A West Albany High School parent is asking for a new policy on cell phones following an incident last week in which at least three students’ phones were searched for evidence of pornography.
Police and school officials confirmed the incident but said officers did the searching, not administrators, and no phones were searched without the consent of the owners. No pornography was found and no charges filed.
The incident occurred April 29. Parent Blanca Ruckert said she learned of it after friends of her son, a student at West, began contacting him to warn him to delete a nude picture of a fellow West student.
The student, a girl under the age of 18, allegedly had taken a photo of herself at home after school hours and forwarded it to at least one other person’s phone. It was not known how many people received or sent copies of the photo.
Ruckert said her son hadn’t received a copy and was not called in for questioning. But several of his friends were, she said, and she was outraged to learn that their phones had been searched, even by an officer.
“I totally disagree with this school action,” Ruckert wrote in her complaint to Principal Susie Orsborn. “It is a violation of students civil rights to privacy, unreasonable search and seizure and probably even our own state’s wiretapping laws.”

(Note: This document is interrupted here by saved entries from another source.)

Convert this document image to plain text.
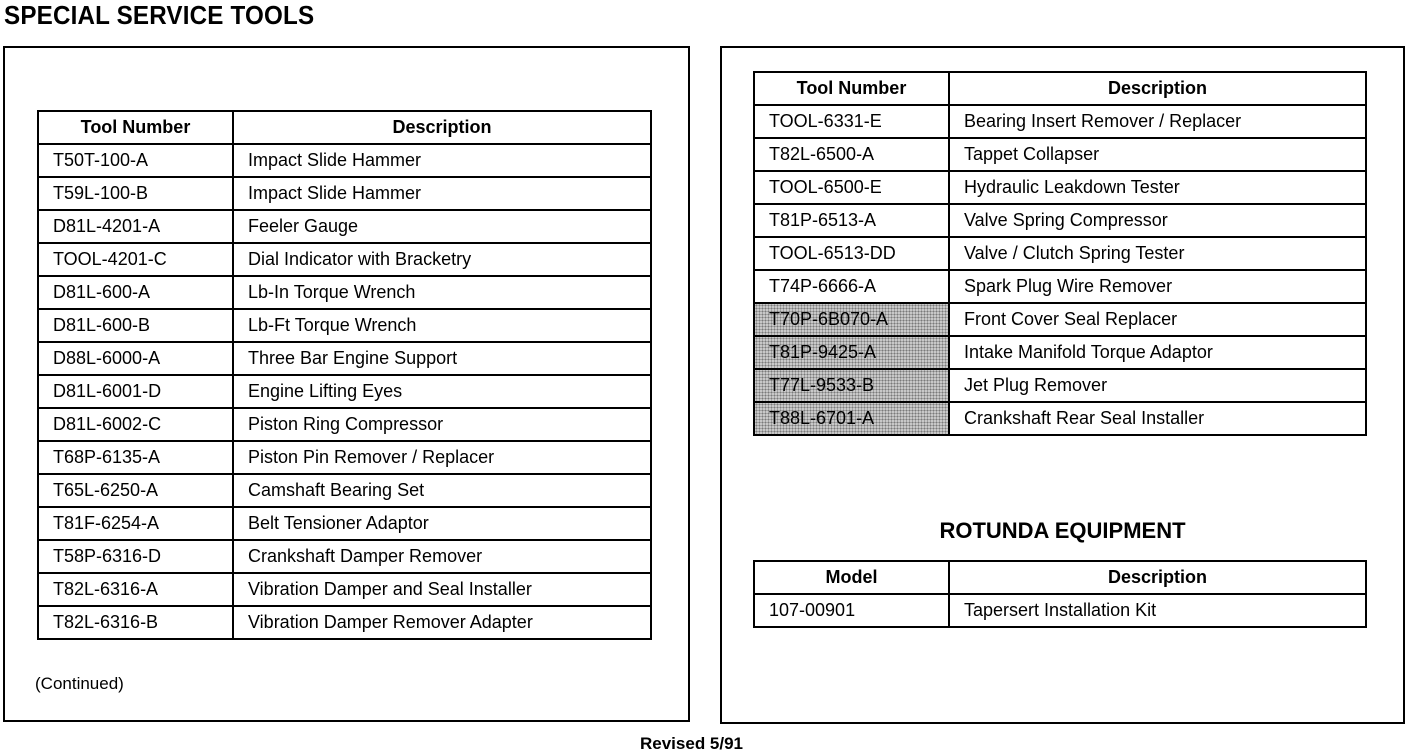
SPECIAL SERVICE TOOLS
Tool Number	Description
T50T-100-A	Impact Slide Hammer
T59L-100-B	Impact Slide Hammer
D81L-4201-A	Feeler Gauge
TOOL-4201-C	Dial Indicator with Bracketry
D81L-600-A	Lb-In Torque Wrench
D81L-600-B	Lb-Ft Torque Wrench
D88L-6000-A	Three Bar Engine Support
D81L-6001-D	Engine Lifting Eyes
D81L-6002-C	Piston Ring Compressor
T68P-6135-A	Piston Pin Remover / Replacer
T65L-6250-A	Camshaft Bearing Set
T81F-6254-A	Belt Tensioner Adaptor
T58P-6316-D	Crankshaft Damper Remover
T82L-6316-A	Vibration Damper and Seal Installer
T82L-6316-B	Vibration Damper Remover Adapter
(Continued)
Tool Number	Description
TOOL-6331-E	Bearing Insert Remover / Replacer
T82L-6500-A	Tappet Collapser
TOOL-6500-E	Hydraulic Leakdown Tester
T81P-6513-A	Valve Spring Compressor
TOOL-6513-DD	Valve / Clutch Spring Tester
T74P-6666-A	Spark Plug Wire Remover
T70P-6B070-A	Front Cover Seal Replacer
T81P-9425-A	Intake Manifold Torque Adaptor
T77L-9533-B	Jet Plug Remover
T88L-6701-A	Crankshaft Rear Seal Installer
ROTUNDA EQUIPMENT
Model	Description
107-00901	Tapersert Installation Kit
Revised 5/91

The boys involved may very well have consented, Ruckert said, but she doubts it was willingly. “They were just scared,” she said.

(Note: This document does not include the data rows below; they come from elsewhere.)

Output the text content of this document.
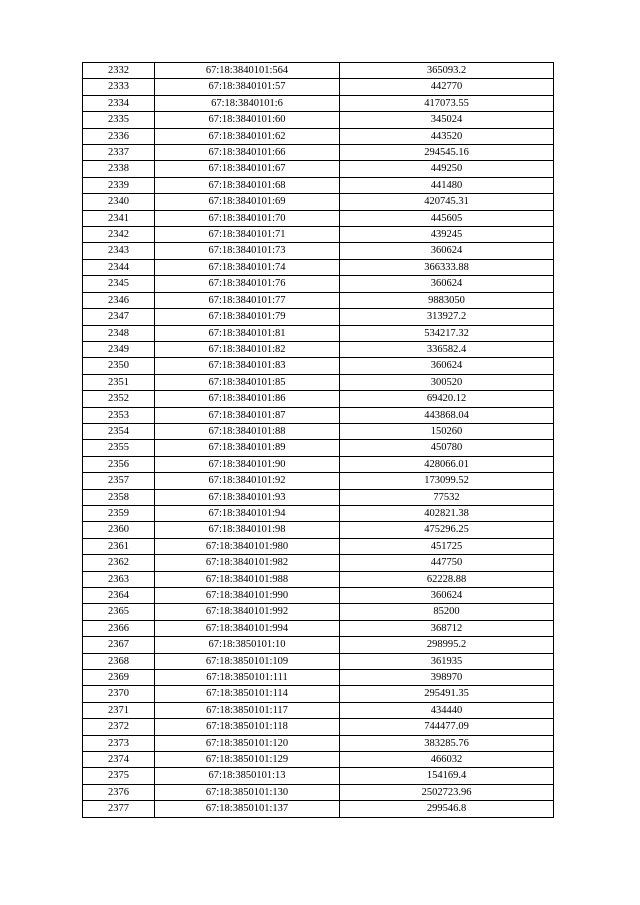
2332	67:18:3840101:564	365093.2
2333	67:18:3840101:57	442770
2334	67:18:3840101:6	417073.55
2335	67:18:3840101:60	345024
2336	67:18:3840101:62	443520
2337	67:18:3840101:66	294545.16
2338	67:18:3840101:67	449250
2339	67:18:3840101:68	441480
2340	67:18:3840101:69	420745.31
2341	67:18:3840101:70	445605
2342	67:18:3840101:71	439245
2343	67:18:3840101:73	360624
2344	67:18:3840101:74	366333.88
2345	67:18:3840101:76	360624
2346	67:18:3840101:77	9883050
2347	67:18:3840101:79	313927.2
2348	67:18:3840101:81	534217.32
2349	67:18:3840101:82	336582.4
2350	67:18:3840101:83	360624
2351	67:18:3840101:85	300520
2352	67:18:3840101:86	69420.12
2353	67:18:3840101:87	443868.04
2354	67:18:3840101:88	150260
2355	67:18:3840101:89	450780
2356	67:18:3840101:90	428066.01
2357	67:18:3840101:92	173099.52
2358	67:18:3840101:93	77532
2359	67:18:3840101:94	402821.38
2360	67:18:3840101:98	475296.25
2361	67:18:3840101:980	451725
2362	67:18:3840101:982	447750
2363	67:18:3840101:988	62228.88
2364	67:18:3840101:990	360624
2365	67:18:3840101:992	85200
2366	67:18:3840101:994	368712
2367	67:18:3850101:10	298995.2
2368	67:18:3850101:109	361935
2369	67:18:3850101:111	398970
2370	67:18:3850101:114	295491.35
2371	67:18:3850101:117	434440
2372	67:18:3850101:118	744477.09
2373	67:18:3850101:120	383285.76
2374	67:18:3850101:129	466032
2375	67:18:3850101:13	154169.4
2376	67:18:3850101:130	2502723.96
2377	67:18:3850101:137	299546.8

Officer Jed Wilson, West’s school resource officer, said he was at the school when administrators learned of the photo, from a teacher who said she overheard students talking about it. The teacher told an assistant principal because of concerns about possible distribution of child pornography.
Wilson said he talked with three students, two of whom volunteered their phones to show him they were not storing the photo. He asked the third if he could look at his phone and the boy said yes.
Had the students declined to let him see the phones, Wilson said he likely would have asked them why, but nothing further would have happened. A warrant is necessary to search a phone’s contents without consent, he said, and the investigation did not indicate that was necessary.
Wilson said he knows administrators continued to talk with students after he left but does not know if more phones were seen. Jim Haggart, executive assistant to the superintendent, said according to West officials, only Wilson searched the phones.
Ruckert said she has no problem with schools prohibiting phone use during school hours, or with confiscating phones if students break this rule.
However, she said, “I want to see a policy that says when and under what conditions are they authorized to look at text messages or pictures.”
She also wants the incident used to remind teens that any digital image takes on a life of its own as soon as it enters cyberspace, where it remains accessible by anyone for years to come and could be used for criminal purposes.
Wilson, the officer, said he tried to impress a similar message on the boys who reportedly had the photo.
“All the kids that I talked to — I can only assume the district did the same — I told, hey, look, you’re walking a fine line of having some very substantial charges, such as distributing child pornography, coming your way,” he said. “It could go that way very easily with some slight changes to the situation.”